Moldova’s Latest Elections: a Chance to Mend the Political Turmoil

Publication: Eurasia Daily Monitor Volume: 8 Issue: 5

Former Speaker of the Moldovan Parliament Marian Lupu was named acting president in December. (RIA Novosti)

Moldova illustrates the risks of introducing a parliamentary system of government prematurely, ahead of state consolidation, institution building, or even genuine party building. Inverting that sequence can disorganize and destabilize the state itself, then return authoritarians to power. Ukraine, Moldova, and Kyrgyzstan have each alternated between premature experiments with parliamentary government and authoritarian restoration during the past decade. Moldova first introduced parliamentary government in 1999-2000, its collapse facilitating the Communist Party’s return to power. The communists retained the parliamentary republic on paper, but governed Moldova as a presidential republic de facto in 2001-2009.

Moldova’s state presidency is technically vacant since April 2009, with hung parliaments serially failing to elect a head of state. Two parliaments elected during this period had lifetimes of just three months and 16 months, respectively. The parliament elected in July 2009 continued sitting throughout 2010, despite the constitution stipulating dissolution of parliament and new elections after two failed attempts to elect the head of state. In April 2009, protesters sacked and set fire to the parliament and presidential buildings.
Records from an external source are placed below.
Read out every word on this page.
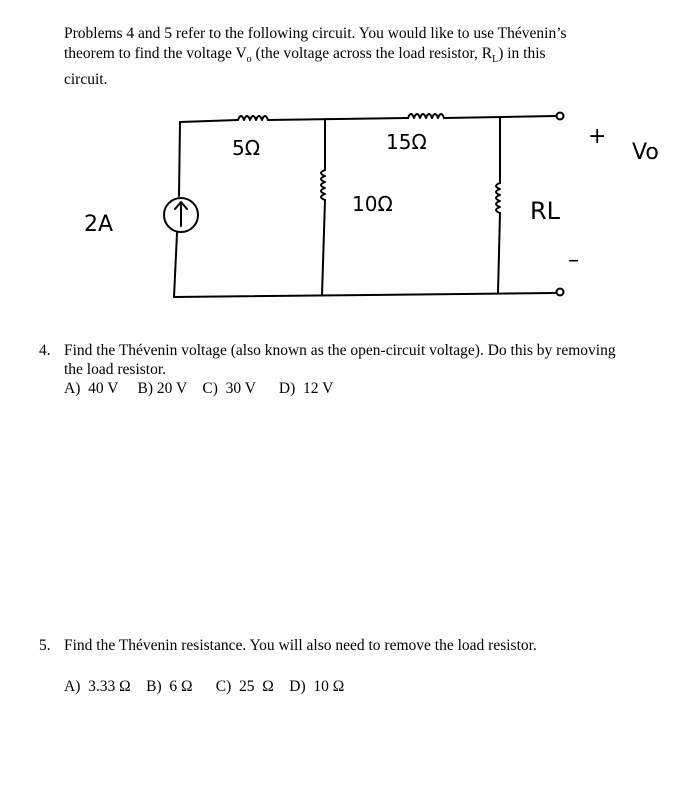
Problems 4 and 5 refer to the following circuit. You would like to use Thévenin’s
theorem to find the voltage $V_o$ (the voltage across the load resistor, $R_L$) in this
circuit.
2A
5Ω	15Ω
10Ω	RL
+
–
Vo
4. Find the Thévenin voltage (also known as the open-circuit voltage). Do this by removing the load resistor.
A)  40 V     B) 20 V    C)  30 V      D)  12 V
5. Find the Thévenin resistance. You will also need to remove the load resistor.
A)  3.33 Ω    B)  6 Ω      C)  25  Ω    D)  10 Ω
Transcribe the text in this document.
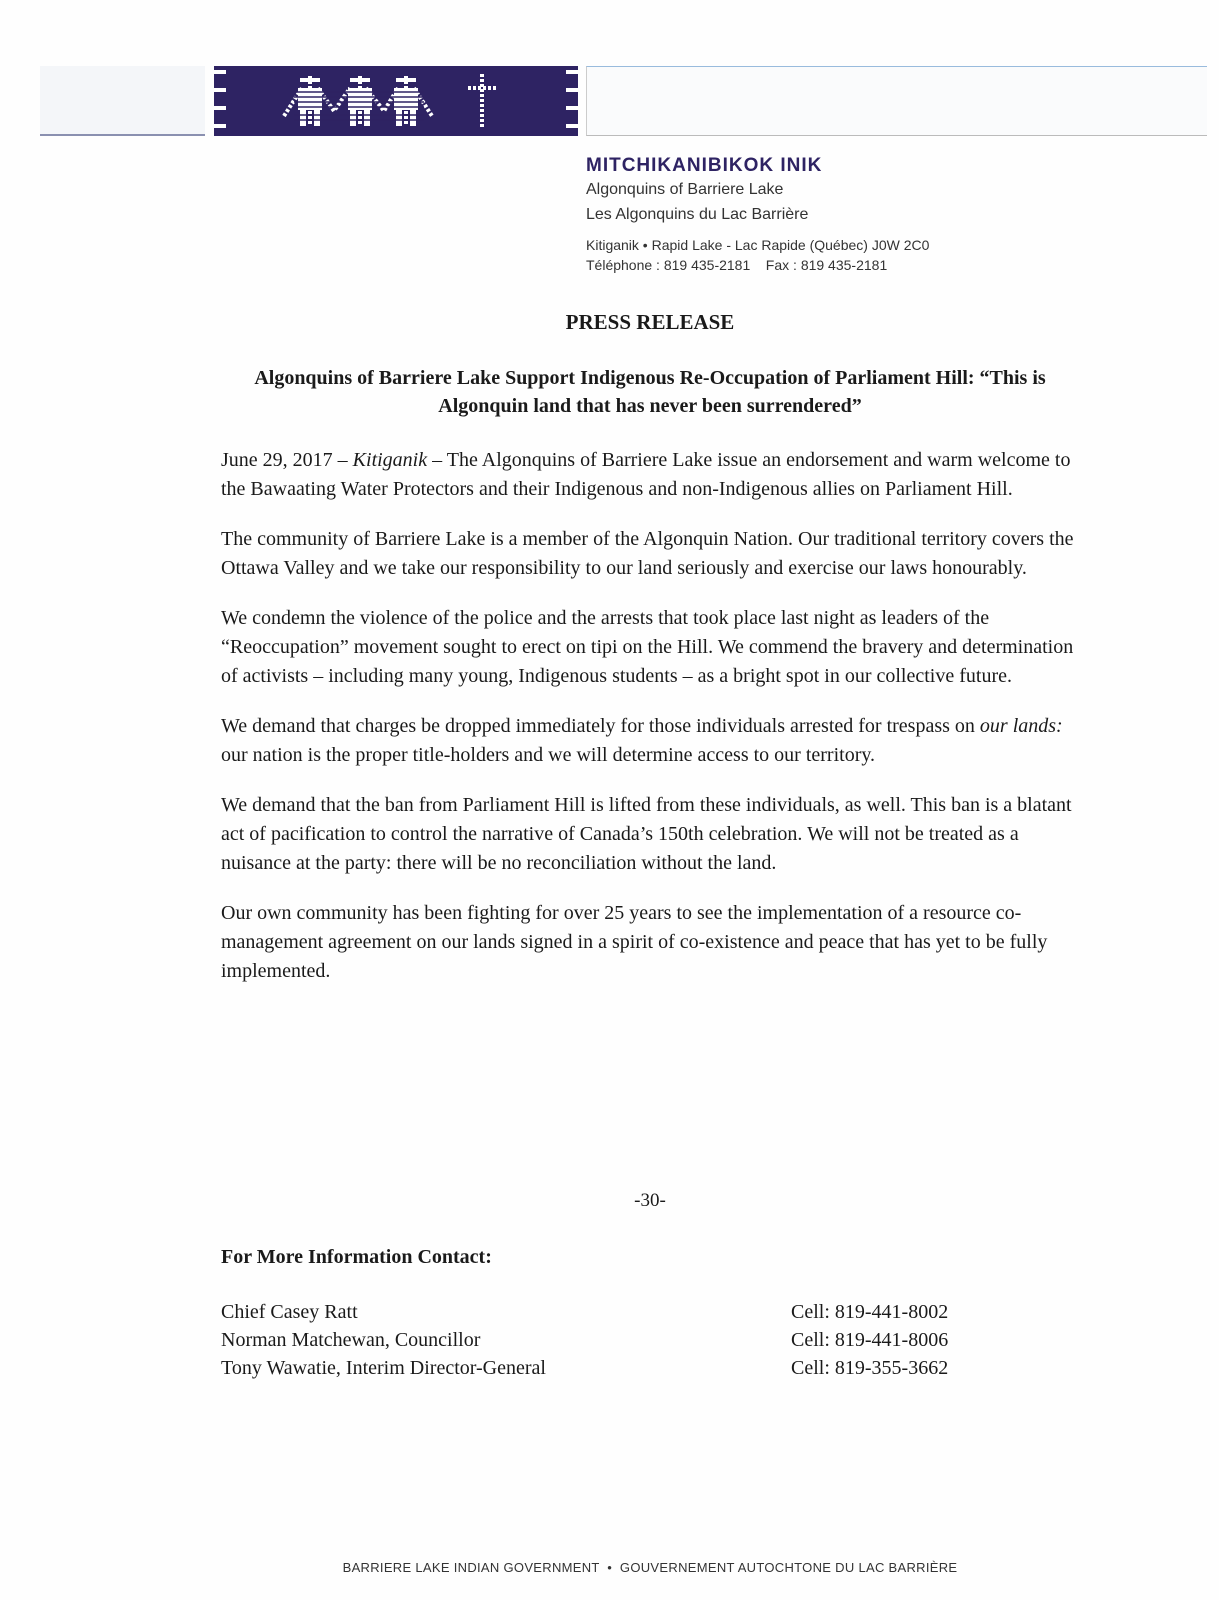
MITCHIKANIBIKOK INIK
Algonquins of Barriere Lake
Les Algonquins du Lac Barrière
Kitiganik • Rapid Lake - Lac Rapide (Québec) J0W 2C0
Téléphone : 819 435-2181    Fax : 819 435-2181
PRESS RELEASE
Algonquins of Barriere Lake Support Indigenous Re-Occupation of Parliament Hill: “This is Algonquin land that has never been surrendered”

June 29, 2017 – Kitiganik – The Algonquins of Barriere Lake issue an endorsement and warm welcome to the Bawaating Water Protectors and their Indigenous and non-Indigenous allies on Parliament Hill.

The community of Barriere Lake is a member of the Algonquin Nation. Our traditional territory covers the Ottawa Valley and we take our responsibility to our land seriously and exercise our laws honourably.

We condemn the violence of the police and the arrests that took place last night as leaders of the “Reoccupation” movement sought to erect on tipi on the Hill. We commend the bravery and determination of activists – including many young, Indigenous students – as a bright spot in our collective future.

We demand that charges be dropped immediately for those individuals arrested for trespass on our lands: our nation is the proper title-holders and we will determine access to our territory.

We demand that the ban from Parliament Hill is lifted from these individuals, as well. This ban is a blatant act of pacification to control the narrative of Canada’s 150th celebration. We will not be treated as a nuisance at the party: there will be no reconciliation without the land.

Our own community has been fighting for over 25 years to see the implementation of a resource co-management agreement on our lands signed in a spirit of co-existence and peace that has yet to be fully implemented.

-30-
For More Information Contact:
Chief Casey Ratt	Cell: 819-441-8002
Norman Matchewan, Councillor	Cell: 819-441-8006
Tony Wawatie, Interim Director-General	Cell: 819-355-3662
BARRIERE LAKE INDIAN GOVERNMENT  •  GOUVERNEMENT AUTOCHTONE DU LAC BARRIÈRE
The country has experienced two years of permanent electoral campaigning since January 2009. Moldova held parliamentary elections in April 2009, July 2009, and November 2010; presidential elections in June 2009 and October-November 2009 (two rounds in each case); and an equally futile constitutional referendum in September 2010. The dust barely settled on the November 2010 parliamentary elections, campaigning will start country-wide in April 2011 for municipal and district elections, due in June. AEI’s three parties will compete against each other, severely testing the coalition.

The country has wasted two years with electoral strife which might not yet be over. This has disabled Moldova from reforming its political system, the judiciary, police, and public administration (Igor Botan, ADEPT Journal, December 31, 2010). Moldova’s political and constitutional crisis has given Russia the pretext for refusing any negotiations on the Transnistria conflict.

The parliamentary elections of November 28, 2010 have finally led to reconstituting the Alliance for European Integration (AEI) of three parties on December 28-30, with a working majority in parliament, and a cabinet of ministers ready-formed for imminent confirmation (Moldpres, January 3-6).

However, AEI’s 59 parliamentary seats fall short of the 61 necessary for electing the head of state, and/or revising the constitution, in the 101-seat parliament. The opposition Communist Party with its 42 seats can block those AEI initiatives, or alternatively extract concessions. Under the existing constitution, parliament’s failure to elect the head of state would trigger its dissolution and new parliamentary elections.

Communist leverage is limited, however. Should this party block AEI’s initiatives on the president and the constitution, the communists would be blamed for forcing yet another election and would lose heavily in that eventuality. Meanwhile, AEI’s parties are interested in exercising power through the just-elected parliament and incoming AEI government. The coalition is also eager to move toward an association agreement with the European Union. These considerations are likely to impel the AEI and the Communist Party into a bargain for electing the head of state and revising the constitution.

Constitutionally or legally there is no clear deadline for electing the head of state in parliament (apart from the dissolution mechanism). AEI politicians are now weighing at least three options for overcoming the deadlock: a) a bargain with the Communist Party in the new parliament; b) a deal with a few Communist deputies in this parliament; and c) bypassing the parliament to amend the constitution by referendum, so as to be able to elect the head of state with a simple majority in this same parliament. Any of these solutions might enable the new parliament to survive for a four-year electoral cycle. AEI’s fourth and least-favored option is to dissolve the new parliament and hold general elections again during 2011.

A bargain in this parliament may prove difficult in the run-up to the local elections, which are scheduled to be held in June country-wide. AEI’s parties, with their overlapping voter blocs, will again fight to expand at each other’s cost in those elections. For its part, the Communist Party may well decide to attempt to recoup its recent losses by targeting mayoralties in cities with sizeable Russophone population. Chisinau’s mayoralty (the city accounts for half the national revenue) will be the top prize, with a free-for-all likely among AEI’s three parties, despite the communist challenge to them.

A deadlock-breaking parliamentary deal to elect the president and revise the constitution is possible, if the AEI and Communist Party act on it quickly. If they delay it, however, a bargain will become increasingly more difficult to achieve with every passing month. As the local elections draw closer, partisan rivalries will escalate again: between the AEI and the Communist Party on one front, and among AEI’s parties on several fronts. Failure to act quickly in parliament would prolong Moldova’s permanent-election syndrome and its party-political system’s immaturity.